最蹴廻 推しの王子様
幻野大地
しかし、アパートは失敗だった。いや、何が失敗だったかというと、
隣の鋼野さんが反対隣の槍崎さんと遊びでキャンプファイヤーをしていたら、
キャッスルあかばねは全焼した。
「まあ、よくあるご近所トラブルさ」
「いや、全くよくはない気が」
貴央先生の話にサクマヒメは首を傾げる。
「そして私と幻野くんはまた保健室暮らしに戻ったが」
「おお、振り出しじゃな」
ふむふむ、とサクマヒメは何とか理解を得ようとする。
「思ったんだ。盤石ってどれだけ稼げば手に入るんだろう、ってな」
「オブジェクト設計士の卵みたいな疑問じゃな」
貴央先生のヘヴィーな話に、サクマヒメはネバーゲイブアップでワンモアチャンスする。貴央先生のベイビーはマグナムする。
「まあ、そうして家を買った訳だ」
「いや、まあ、そうなんじゃろうが。あれ? 今時間飛んだ?」
サクマヒメは近くにスタンド使いがいないか、と周囲を見渡す。
「しかし、馬鹿な買い物をしたものだ。もう彼はいないのにな」
「貴央先生……」
貴央先生とサクマヒメは、運命のあの日のことを思い出す。
「ドランゴが、女の子に……?」
「ハーハラ‼」
「ボッツ‼」
幻野くん改めボッツは、ドランゴ改めハーハラを抱き締める。そしてハーハラの
「ジンゲ‼」
という次元操作魔法により、時空の歪みが発生してしまう。貴央先生は理解した。もう彼は帰ってしまうのだろう。
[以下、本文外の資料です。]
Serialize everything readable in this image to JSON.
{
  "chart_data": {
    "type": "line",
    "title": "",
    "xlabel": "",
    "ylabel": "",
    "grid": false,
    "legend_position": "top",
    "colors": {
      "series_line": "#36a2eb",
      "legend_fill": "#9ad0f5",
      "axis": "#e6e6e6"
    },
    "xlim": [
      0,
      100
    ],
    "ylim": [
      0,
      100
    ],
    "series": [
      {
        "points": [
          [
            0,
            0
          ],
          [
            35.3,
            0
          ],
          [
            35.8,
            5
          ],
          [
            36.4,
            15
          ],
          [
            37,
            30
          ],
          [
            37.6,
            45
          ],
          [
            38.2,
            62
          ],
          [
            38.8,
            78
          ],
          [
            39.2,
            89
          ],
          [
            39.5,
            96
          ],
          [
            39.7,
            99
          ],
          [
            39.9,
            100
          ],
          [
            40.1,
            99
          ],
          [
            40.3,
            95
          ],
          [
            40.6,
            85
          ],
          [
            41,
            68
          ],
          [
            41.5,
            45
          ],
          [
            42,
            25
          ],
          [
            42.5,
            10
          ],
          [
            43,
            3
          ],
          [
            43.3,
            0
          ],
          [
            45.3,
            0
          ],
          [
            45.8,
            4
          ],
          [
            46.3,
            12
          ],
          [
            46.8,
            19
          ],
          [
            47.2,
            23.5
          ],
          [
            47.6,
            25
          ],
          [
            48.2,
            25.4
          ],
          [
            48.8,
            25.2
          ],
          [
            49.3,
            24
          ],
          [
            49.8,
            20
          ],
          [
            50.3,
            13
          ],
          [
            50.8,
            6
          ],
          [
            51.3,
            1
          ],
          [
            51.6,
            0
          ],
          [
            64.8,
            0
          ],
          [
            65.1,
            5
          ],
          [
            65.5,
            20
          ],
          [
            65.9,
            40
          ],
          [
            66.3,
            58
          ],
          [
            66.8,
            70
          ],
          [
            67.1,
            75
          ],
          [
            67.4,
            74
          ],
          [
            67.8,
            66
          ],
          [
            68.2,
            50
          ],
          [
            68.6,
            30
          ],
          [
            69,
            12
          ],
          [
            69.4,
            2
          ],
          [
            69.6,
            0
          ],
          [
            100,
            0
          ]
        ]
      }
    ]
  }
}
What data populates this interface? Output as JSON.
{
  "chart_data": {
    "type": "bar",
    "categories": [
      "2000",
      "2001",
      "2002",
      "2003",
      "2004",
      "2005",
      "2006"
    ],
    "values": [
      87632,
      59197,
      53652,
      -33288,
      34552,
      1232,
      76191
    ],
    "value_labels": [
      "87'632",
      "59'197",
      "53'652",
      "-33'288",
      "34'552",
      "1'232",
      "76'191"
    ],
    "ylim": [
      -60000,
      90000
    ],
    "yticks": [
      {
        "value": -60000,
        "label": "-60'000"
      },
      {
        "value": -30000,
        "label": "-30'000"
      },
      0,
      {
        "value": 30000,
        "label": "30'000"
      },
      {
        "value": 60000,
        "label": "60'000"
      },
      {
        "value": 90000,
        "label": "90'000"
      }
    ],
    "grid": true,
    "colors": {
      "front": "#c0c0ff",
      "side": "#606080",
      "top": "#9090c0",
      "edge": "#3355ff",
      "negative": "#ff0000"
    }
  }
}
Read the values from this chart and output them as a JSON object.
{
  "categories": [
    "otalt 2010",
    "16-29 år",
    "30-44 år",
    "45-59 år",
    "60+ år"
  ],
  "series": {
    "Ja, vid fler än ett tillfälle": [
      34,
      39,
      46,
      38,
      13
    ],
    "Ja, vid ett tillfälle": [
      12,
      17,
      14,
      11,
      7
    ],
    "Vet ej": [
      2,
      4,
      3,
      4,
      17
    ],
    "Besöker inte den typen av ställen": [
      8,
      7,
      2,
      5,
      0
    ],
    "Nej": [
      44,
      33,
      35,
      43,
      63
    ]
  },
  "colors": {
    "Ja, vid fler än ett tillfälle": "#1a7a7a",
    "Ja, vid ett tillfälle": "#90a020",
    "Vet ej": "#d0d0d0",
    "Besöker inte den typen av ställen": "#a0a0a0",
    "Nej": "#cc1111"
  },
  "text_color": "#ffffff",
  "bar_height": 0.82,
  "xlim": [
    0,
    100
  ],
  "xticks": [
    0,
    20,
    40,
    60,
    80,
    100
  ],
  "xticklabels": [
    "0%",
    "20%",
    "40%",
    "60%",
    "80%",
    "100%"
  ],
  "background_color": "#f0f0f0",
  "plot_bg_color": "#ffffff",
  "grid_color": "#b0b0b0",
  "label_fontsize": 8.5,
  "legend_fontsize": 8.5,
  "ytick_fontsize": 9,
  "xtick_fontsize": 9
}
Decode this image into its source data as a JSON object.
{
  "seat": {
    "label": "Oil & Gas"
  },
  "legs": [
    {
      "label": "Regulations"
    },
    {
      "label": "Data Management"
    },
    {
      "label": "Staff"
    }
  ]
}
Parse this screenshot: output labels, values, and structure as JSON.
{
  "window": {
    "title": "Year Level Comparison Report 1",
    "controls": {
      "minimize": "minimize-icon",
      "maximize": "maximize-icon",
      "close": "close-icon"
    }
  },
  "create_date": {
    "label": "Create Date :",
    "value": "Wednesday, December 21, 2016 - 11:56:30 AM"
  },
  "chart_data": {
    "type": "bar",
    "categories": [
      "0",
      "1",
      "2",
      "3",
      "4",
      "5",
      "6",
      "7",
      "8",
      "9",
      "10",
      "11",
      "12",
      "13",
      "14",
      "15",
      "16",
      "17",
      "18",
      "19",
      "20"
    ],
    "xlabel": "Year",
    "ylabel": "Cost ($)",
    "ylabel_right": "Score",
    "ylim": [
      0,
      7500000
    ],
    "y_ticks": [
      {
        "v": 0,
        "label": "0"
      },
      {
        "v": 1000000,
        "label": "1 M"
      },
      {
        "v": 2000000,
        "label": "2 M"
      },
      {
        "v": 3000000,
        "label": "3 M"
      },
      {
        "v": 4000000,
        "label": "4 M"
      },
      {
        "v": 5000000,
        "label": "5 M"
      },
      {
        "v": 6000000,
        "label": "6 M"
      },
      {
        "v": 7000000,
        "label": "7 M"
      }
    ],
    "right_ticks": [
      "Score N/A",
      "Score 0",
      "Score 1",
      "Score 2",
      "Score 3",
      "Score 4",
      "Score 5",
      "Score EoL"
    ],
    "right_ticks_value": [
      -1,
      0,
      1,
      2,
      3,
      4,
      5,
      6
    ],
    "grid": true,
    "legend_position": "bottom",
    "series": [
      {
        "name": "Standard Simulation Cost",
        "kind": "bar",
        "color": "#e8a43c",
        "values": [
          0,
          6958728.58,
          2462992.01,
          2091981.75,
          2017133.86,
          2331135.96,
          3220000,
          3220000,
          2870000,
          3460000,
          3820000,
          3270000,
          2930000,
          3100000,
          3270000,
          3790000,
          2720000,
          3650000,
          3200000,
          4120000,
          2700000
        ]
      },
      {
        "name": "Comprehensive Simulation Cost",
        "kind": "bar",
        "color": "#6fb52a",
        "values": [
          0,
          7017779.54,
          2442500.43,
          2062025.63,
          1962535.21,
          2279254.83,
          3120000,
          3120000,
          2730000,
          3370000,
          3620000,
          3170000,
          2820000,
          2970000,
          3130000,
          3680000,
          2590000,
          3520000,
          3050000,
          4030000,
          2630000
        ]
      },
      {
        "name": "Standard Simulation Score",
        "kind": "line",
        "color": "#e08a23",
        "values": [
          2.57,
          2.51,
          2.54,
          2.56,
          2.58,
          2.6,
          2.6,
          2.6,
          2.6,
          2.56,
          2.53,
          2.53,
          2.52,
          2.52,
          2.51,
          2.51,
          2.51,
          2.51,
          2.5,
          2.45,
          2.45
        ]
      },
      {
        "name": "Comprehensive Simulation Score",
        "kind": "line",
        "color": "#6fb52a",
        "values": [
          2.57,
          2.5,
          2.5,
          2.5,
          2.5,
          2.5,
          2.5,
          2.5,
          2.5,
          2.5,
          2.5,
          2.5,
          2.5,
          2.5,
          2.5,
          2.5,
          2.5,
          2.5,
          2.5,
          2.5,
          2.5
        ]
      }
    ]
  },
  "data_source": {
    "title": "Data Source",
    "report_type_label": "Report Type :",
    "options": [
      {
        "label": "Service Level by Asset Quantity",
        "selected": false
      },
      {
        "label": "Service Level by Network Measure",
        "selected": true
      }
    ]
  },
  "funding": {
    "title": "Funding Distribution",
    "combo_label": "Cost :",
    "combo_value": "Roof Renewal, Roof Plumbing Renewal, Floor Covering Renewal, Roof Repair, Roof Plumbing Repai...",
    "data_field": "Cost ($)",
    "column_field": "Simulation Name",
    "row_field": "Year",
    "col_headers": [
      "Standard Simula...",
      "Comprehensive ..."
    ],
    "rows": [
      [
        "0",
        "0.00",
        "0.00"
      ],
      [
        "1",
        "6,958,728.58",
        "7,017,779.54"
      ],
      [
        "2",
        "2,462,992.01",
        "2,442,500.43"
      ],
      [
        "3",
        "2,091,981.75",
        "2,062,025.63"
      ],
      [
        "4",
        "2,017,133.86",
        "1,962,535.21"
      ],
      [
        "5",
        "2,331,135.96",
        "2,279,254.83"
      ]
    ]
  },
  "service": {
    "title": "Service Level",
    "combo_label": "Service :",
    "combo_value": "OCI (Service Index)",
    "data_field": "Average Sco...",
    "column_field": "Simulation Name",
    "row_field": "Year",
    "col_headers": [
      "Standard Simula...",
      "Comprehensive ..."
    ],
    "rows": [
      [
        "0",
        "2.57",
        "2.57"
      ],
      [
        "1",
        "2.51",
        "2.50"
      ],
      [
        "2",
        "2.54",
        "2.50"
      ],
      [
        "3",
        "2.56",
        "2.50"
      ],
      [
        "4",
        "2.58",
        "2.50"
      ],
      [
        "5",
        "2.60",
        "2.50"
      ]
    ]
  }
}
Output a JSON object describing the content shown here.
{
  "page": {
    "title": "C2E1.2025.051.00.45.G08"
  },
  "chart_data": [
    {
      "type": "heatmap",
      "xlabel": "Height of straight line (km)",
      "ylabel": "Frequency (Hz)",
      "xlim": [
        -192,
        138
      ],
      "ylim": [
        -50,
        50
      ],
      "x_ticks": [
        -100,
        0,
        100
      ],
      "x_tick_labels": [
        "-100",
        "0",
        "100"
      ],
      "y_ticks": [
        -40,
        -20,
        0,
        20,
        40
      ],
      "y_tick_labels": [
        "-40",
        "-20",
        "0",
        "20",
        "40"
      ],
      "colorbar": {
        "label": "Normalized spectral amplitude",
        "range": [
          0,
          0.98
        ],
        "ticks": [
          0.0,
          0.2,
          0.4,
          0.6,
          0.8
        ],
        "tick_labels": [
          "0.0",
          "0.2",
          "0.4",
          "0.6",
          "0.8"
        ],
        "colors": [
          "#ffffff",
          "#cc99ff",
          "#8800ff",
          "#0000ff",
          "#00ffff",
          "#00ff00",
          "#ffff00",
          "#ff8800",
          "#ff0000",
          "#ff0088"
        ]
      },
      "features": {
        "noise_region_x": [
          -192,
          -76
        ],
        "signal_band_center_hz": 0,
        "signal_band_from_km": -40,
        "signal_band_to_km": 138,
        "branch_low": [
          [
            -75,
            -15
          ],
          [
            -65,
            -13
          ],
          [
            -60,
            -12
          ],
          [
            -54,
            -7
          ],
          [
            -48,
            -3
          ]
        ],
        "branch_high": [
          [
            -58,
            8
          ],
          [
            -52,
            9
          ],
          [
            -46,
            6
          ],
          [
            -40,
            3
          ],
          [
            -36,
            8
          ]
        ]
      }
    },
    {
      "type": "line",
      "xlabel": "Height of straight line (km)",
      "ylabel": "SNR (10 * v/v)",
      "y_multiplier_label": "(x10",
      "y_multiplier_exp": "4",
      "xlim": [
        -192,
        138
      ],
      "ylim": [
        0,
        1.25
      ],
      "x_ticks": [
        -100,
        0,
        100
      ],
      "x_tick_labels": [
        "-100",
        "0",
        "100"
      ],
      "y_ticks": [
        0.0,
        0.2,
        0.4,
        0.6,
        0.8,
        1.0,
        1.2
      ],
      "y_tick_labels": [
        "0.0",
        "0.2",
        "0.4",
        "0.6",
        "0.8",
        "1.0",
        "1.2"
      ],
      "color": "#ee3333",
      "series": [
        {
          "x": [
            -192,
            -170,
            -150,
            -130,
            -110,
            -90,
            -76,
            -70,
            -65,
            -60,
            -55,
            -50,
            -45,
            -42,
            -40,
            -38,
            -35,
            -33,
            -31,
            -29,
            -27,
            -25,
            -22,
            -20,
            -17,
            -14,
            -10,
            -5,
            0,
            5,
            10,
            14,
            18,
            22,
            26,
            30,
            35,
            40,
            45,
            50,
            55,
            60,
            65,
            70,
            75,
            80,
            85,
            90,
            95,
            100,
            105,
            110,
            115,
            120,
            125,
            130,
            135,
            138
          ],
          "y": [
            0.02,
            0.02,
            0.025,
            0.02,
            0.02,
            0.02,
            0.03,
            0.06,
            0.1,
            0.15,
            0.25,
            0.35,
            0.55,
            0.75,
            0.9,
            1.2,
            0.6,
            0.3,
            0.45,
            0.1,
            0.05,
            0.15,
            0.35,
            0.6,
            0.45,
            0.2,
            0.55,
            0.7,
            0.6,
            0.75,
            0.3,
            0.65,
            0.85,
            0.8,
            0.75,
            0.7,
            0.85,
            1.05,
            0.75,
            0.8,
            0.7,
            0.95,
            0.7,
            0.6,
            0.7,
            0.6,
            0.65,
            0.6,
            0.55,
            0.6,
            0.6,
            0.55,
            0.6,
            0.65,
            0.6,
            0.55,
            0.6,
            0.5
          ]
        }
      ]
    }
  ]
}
ハーハラと共に、元の世界へ。
「幻野くん‼」
「貴央先生、貴女の玉子焼き、美味しかったです。また、食べに来て良いですか?」
「あ、当たり前だ‼ いつでも来い‼」
「はい。ではまた」
そう良い、ボッツとハーハラは時空の歪みへ吸い込まれていく。長い、そして儚い夢だった。
「推しの王子様」
貴央先生のその台詞を、隣にいたサクマヒメだけは聞き入れた。サクマヒメは状況に似合わず、少し微笑む。これで幻野大地という少年との出会いから別れまで、全て終了したのだ。そこまで月日が経った訳でもないが、しかし無限に近い夢幻を見せてもらった。どれだけ上手いことを言っても、彼は戻ってこないというのに。